Título: Evo elogia Lula e reduz confronto com Brasil
Autor: Miranda, Renata
Fonte: O Estado de São Paulo, 08/12/2009, Internacional, p. A14

Desde 2006, dependência boliviana da economia brasileira cresceu

Após sair vitorioso nas eleições de domingo na Bolívia, o presidente Evo Morales adotou ontem um tom mais conciliador no campo da política externa, afirmando que deseja ter boas relações com "todos os países do mundo". O líder boliviano ainda elogiou o colega brasileiro, Luiz Inácio Lula da Silva, a quem qualificou de "o melhor presidente da América Latina", e garantiu que os tempos de confronto com o País sobre o gás natural ficaram para trás.

A mudança no discurso de Evo, segundo analistas, seria um dos indícios de que hoje - com a economia debilitada por falta de investimento no setor de hidrocarbonetos, nacionalizado em 2006 - a Bolívia tornou-se mais dependente do Brasil.

"A importância do mercado brasileiro para a Bolívia é enorme porque somos os principais importadores do gás boliviano", afirmou ao Estado o economista Adriano Pires, diretor do Centro Brasileiro de Infraestrutura. "Se colocarmos na balança os resultados das nacionalizações fica evidente que a Bolívia perdeu muito mais que o Brasil e hoje eles dependem muito mais de nós do que nós deles." Segundo projeção da Câmara Boliviana de Hidrocarbonetos, a economia do país deve perder este ano mais de US$ 1 bilhão por causa da queda nas exportações de gás natural.

A economia com base na produção de hidrocarbonetos garante bonança em anos de alta demanda energética e de crescimento econômico, mas, quando os preços caem, sua influência é "daninha" para os bolivianos, de acordo com a CBH. O Brasil reduziu suas compras de 29 milhões de metros cúbicos por dia, em novembro de 2008, quando a crise internacional começou, para 20 milhões de metros cúbicos por dia, em janeiro.

Para o economista e cientista político Gonzalo Chávez, da Universidade Católica da Bolívia, o principal desafio da nova administração é saber aproveitar melhor as relações com o Brasil. "Bolívia e Brasil compartilham uma fronteira de mais de 3 mil quilômetros e Evo tem de saber explorar essa proximidade, apostando no desenvolvimento local", disse Chávez. "A Bolívia não tem só gás para exportar e o governo poderia investir mais no turismo e na manufatura de outros produtos."

LAÇOS IDEOLÓGICOS

Além da retomada das relações comerciais, a vitória de Evo pode ajudar a consolidar as relações diplomáticas entre Brasília e La Paz.
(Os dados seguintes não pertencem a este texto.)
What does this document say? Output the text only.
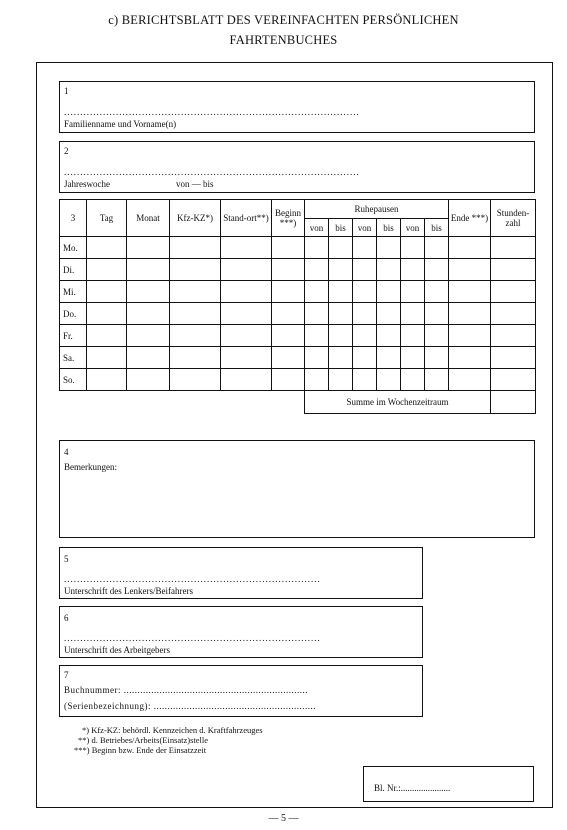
c) BERICHTSBLATT DES VEREINFACHTEN PERSÖNLICHEN
FAHRTENBUCHES
1
...........................................................................................
Familienname und Vorname(n)
2
...........................................................................................
Jahreswoche	von — bis
3	Tag	Monat	Kfz-KZ*)	Stand-ort**)	Beginn ***)	Ruhepausen						Ende ***)	Stunden-zahl
						von	bis	von	bis	von	bis		
Mo.													
Di.													
Mi.													
Do.													
Fr.													
Sa.													
So.													
						Summe im Wochenzeitraum							
4
Bemerkungen:
5
...............................................................................
Unterschrift des Lenkers/Beifahrers
6
...............................................................................
Unterschrift des Arbeitgebers
7
Buchnummer: ...................................................................
(Serienbezeichnung): ...........................................................
*) Kfz-KZ: behördl. Kennzeichen d. Kraftfahrzeuges
**) d. Betriebes/Arbeits(Einsatz)stelle
***) Beginn bzw. Ende der Einsatzzeit
Bl. Nr.:......................
— 5 —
O mal-estar causado pelas nacionalizações de três anos atrás já teria sido superado, apontam analistas. "As relações caminham para sua estabilização e Evo deve negociar de forma mais tranquila e de acordo com os interesses dos países vizinhos", afirmou Tullo Vigevani, coordenador do Programa de Pós-Graduação em Relações Internacionais da Unesp, Unicamp e PUC.

No entanto, uma eventual mudança de governo no Brasil depois das eleições gerais de 2010 poderiam modificar os laços de amizade entre os dois países. "A orientação dada por um novo presidente poderia mudar e, dessa maneira, as relações não seriam tão favoráveis para a Bolívia como foram durante o governo Lula", disse Christian Lohbauer, do Grupo de Análise de Conjuntura Internacional da USP.

Evo, porém, garantiu que deseja manter boas relações com o governo que será eleito em outubro pelos brasileiros. "Esperamos, com o novo presidente ou nova presidente do Brasil, seguir com o diálogo transparente e sincero, e resolver de maneira conjunta as demandas ou problemas de ambos os países", disse o líder boliviano.

Líder garante que não tentará terceiro mandato

O presidente da Bolívia, Evo Morales, afirmou ontem que não tem interesse em buscar um terceiro mandato a partir de 2015, apesar de lembrar que a nova Constituição lhe permite pleitear novamente o cargo. "Evo Morales não tem nenhum interesse em uma nova ratificação", disse o presidente ao ser consultado em entrevista coletiva, um dia depois das eleições nas quais, segundo resultados preliminares, foi reeleito para um mandato de cinco anos.